Modest gains among energy names offset some of the losses despite volatile trade in crude oil.
Concern over the Greek debt crisis sparked general investor caution, and aspects of the Conservative federal government’s budget seen as harmful to financial shares helped push the banks and insurers, which make up some 35 percent of the index’s weight, down around 0.3 percent.
“We are seeing some weakness in the financials, most of that is due to some of the budget changes,” said Youssef Zohny, a portfolio manager at StennerZohny Investment Partners of Richardson GMP Ltd, referring to provisions to close a tax loophole and strengthen consumer protections.

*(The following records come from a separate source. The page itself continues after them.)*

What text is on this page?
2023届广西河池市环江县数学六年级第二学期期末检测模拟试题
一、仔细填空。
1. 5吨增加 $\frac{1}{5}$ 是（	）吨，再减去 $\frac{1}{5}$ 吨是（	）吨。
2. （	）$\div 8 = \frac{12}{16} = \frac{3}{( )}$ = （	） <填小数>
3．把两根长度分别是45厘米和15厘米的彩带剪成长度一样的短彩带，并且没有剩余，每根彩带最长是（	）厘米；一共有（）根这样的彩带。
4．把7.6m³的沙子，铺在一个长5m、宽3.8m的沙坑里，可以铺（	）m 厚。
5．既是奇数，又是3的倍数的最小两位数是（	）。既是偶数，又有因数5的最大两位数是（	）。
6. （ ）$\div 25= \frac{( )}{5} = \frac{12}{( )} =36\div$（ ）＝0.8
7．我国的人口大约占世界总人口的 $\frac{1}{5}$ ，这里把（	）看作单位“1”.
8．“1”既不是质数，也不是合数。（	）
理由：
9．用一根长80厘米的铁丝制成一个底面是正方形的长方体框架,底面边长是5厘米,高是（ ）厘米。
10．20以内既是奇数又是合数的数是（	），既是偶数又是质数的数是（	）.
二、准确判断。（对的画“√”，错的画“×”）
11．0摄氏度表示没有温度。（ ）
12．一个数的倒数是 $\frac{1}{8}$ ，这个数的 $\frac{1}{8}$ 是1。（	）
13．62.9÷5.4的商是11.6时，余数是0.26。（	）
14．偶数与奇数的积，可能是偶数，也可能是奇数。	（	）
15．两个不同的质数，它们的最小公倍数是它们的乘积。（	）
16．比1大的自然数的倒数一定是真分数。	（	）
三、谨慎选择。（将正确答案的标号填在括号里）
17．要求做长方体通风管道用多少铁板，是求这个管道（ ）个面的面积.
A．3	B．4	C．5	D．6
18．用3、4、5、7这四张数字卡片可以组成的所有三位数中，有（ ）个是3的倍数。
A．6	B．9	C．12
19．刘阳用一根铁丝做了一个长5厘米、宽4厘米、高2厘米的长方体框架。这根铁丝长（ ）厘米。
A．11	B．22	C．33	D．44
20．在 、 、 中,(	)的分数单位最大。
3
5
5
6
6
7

Royal Bank of Canada declined 0.4 percent to C$79.99, while Canadian Imperial Bank of Commerce slipped 1.1 percent to C$96.00.
The Toronto Stock Exchange’s S&P/TSX composite index ended the day down 41.67 points, or 0.27 percent, at 15,304.77.
“People are also concerned about debt levels of the consumer, concerned about housing, concerned about the general sluggishness of the Canadian economy,” said Ian Nakamoto, director of research at MacDougall, MacDougall & MacTier.
Six of the index’s 10 main sectors ended lower, with major gold miners among the biggest drags as bullion fell. The overall materials group, ended 2.1 percent lower.
Goldcorp Inc dropped 3.2 percent to C$23.07, while Barrick Gold Corp slumped 4 percent to C$15.13. Agnico Eagle Mines Ltd sank 5.3 percent to close at C$35.58.
Energy names bucked the fortunes of their underlying commodity, however, gaining 0.2 percent overall despite U.S. crude prices seesawing over government data that showed both production declines and higher stockpiles.
“It’s not surprising to see a relief rally” for the badly beaten-up energy sector, Zohny said, “but for a more sustainable rally we’re definitely going to need to see fundamentals improve and there’s no indication that the supply and demand imbalance is fixing itself fast enough.”
Canadian Natural Resources added 0.9 percent to C$40.47, and Suncor Energy Inc gained 0.6 percent at C$40.14.
Oil and gas companies will report earnings in coming weeks, with investors eager to see which ones are able to operate effectively under the constraints of low prices.